O diretor, Faria, explica todas as mudanças --a física e os novos projetos: "Estamos no olho do furacão com toda essa polêmica da cracolândia, e, ainda assim, a peça é um sucesso". E completa: "O espaço ficou pequeno, e muita gente tinha de voltar para casa antes das sessões, por não conseguir ingresso".

"Cine Camaleão" vende ingressos num esquema "pague quanto puder". "Não cobramos na entrada. Passamos um envelope no final. A pessoa paga o quanto acha que o espetáculo vale. É bom porque não constrange nem quem quer pagar muito, nem quem quer pagar pouco. Ninguém fica sabendo, e vai quem quiser, mesmo", afirma Faria. Quem quiser reservar lugar paga R$ 30.

Crédito: Sérgio Pizza/Divulgação Cia Pessoal do Faroeste com diretor Paulo Faria (de camisa preta e branca) e David Cardoso (ao centro)

PARCERIA COM DAVID CARDOSO

Com a casa nova e maior, no centro da Boca do Lixo, a vontade de Faria --um diretor teatro-- de fazer cinema cresceu. A feliz coincidência da vizinhança com David Cardoso o motivou: o convidou para uma parceria em seu próximo filme, "A Mulher Macaco", sobre uma trupe de circo. A obra terá Vera Fischer e Mel Lisboa como mãe e filha.

"Fazer cinema e teatro nessa região é um presente da cidade.
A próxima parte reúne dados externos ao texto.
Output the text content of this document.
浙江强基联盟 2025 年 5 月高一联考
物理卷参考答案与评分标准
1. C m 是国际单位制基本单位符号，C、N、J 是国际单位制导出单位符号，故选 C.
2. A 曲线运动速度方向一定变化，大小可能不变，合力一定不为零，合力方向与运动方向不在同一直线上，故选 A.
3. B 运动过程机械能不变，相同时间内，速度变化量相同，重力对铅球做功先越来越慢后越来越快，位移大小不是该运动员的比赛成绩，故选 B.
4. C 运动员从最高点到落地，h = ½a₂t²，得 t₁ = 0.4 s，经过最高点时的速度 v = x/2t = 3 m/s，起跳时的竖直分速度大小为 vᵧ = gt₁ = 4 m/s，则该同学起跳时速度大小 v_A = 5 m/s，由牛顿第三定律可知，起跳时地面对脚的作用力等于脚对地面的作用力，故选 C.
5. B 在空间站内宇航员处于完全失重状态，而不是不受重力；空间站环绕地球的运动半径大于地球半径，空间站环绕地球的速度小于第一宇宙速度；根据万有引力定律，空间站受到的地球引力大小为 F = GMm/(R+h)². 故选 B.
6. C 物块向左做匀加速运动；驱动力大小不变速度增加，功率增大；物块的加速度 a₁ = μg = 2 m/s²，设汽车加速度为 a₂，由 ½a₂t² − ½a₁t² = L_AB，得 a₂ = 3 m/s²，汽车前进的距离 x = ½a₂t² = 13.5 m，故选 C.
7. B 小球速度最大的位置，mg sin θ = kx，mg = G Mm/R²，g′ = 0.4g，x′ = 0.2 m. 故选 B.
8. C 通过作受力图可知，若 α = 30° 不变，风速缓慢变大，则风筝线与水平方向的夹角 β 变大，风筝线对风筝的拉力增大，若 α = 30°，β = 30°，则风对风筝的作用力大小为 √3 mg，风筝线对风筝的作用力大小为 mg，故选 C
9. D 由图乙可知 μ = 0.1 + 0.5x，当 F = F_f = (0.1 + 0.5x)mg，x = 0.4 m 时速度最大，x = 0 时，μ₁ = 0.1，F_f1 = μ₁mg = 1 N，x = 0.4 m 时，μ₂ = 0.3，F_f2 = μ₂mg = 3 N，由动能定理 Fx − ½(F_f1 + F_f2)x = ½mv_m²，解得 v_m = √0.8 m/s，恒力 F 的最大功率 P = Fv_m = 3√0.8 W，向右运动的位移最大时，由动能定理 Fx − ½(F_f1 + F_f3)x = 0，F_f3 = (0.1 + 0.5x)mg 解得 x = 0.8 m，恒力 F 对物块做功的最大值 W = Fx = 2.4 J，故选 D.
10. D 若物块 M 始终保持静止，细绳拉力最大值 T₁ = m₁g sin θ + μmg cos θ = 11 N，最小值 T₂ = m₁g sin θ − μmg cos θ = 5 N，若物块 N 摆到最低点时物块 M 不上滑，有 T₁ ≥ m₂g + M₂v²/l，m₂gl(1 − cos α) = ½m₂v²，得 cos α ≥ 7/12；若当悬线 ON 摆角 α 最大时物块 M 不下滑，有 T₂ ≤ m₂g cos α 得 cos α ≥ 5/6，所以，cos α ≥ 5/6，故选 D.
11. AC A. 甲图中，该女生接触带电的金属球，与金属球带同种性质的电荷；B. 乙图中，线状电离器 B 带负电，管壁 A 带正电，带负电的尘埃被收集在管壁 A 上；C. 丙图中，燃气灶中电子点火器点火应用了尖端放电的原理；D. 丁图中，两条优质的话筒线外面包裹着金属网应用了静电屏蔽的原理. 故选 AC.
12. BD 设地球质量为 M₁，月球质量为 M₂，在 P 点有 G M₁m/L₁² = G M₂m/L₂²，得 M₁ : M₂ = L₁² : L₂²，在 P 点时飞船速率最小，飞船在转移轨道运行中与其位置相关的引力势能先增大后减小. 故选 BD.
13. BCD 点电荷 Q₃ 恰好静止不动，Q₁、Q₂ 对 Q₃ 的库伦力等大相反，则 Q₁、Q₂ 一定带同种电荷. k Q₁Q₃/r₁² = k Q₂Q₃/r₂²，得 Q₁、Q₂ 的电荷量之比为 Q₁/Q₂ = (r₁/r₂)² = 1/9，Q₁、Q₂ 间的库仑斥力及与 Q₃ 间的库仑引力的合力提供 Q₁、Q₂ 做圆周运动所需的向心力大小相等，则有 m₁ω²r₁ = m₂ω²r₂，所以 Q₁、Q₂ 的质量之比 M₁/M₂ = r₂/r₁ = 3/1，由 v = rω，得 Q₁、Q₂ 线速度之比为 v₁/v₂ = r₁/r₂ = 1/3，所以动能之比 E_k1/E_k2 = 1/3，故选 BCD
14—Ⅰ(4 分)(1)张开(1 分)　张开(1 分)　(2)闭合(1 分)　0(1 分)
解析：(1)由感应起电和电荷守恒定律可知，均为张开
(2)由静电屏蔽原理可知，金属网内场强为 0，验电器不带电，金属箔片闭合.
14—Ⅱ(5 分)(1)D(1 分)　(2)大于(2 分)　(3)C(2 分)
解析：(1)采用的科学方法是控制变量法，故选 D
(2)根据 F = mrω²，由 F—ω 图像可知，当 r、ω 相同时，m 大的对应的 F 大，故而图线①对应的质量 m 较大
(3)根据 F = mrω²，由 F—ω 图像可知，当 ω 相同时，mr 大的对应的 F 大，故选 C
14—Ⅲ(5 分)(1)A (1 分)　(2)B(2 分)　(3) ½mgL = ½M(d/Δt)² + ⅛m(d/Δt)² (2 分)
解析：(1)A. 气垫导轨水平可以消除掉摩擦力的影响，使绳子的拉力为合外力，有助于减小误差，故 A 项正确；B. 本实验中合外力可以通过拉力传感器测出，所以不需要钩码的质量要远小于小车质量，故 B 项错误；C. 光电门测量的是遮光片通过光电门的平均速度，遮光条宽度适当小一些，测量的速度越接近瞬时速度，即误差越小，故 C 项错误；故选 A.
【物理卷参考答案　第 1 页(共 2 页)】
Há dez anos nesse local já fazemos um mapeamento cultural da Boca, e o próximo passo é uma revitalização desse passado", conta Faria. "Me encanta essa forma metalinguística de trabalhar uma história de São Paulo, fazendo na rua um filme sobre o passado daquela rua que, por sua vez, faz parte da história do cinema". Isso é mesmo o tipo de coisa que só a arte consegue fazer.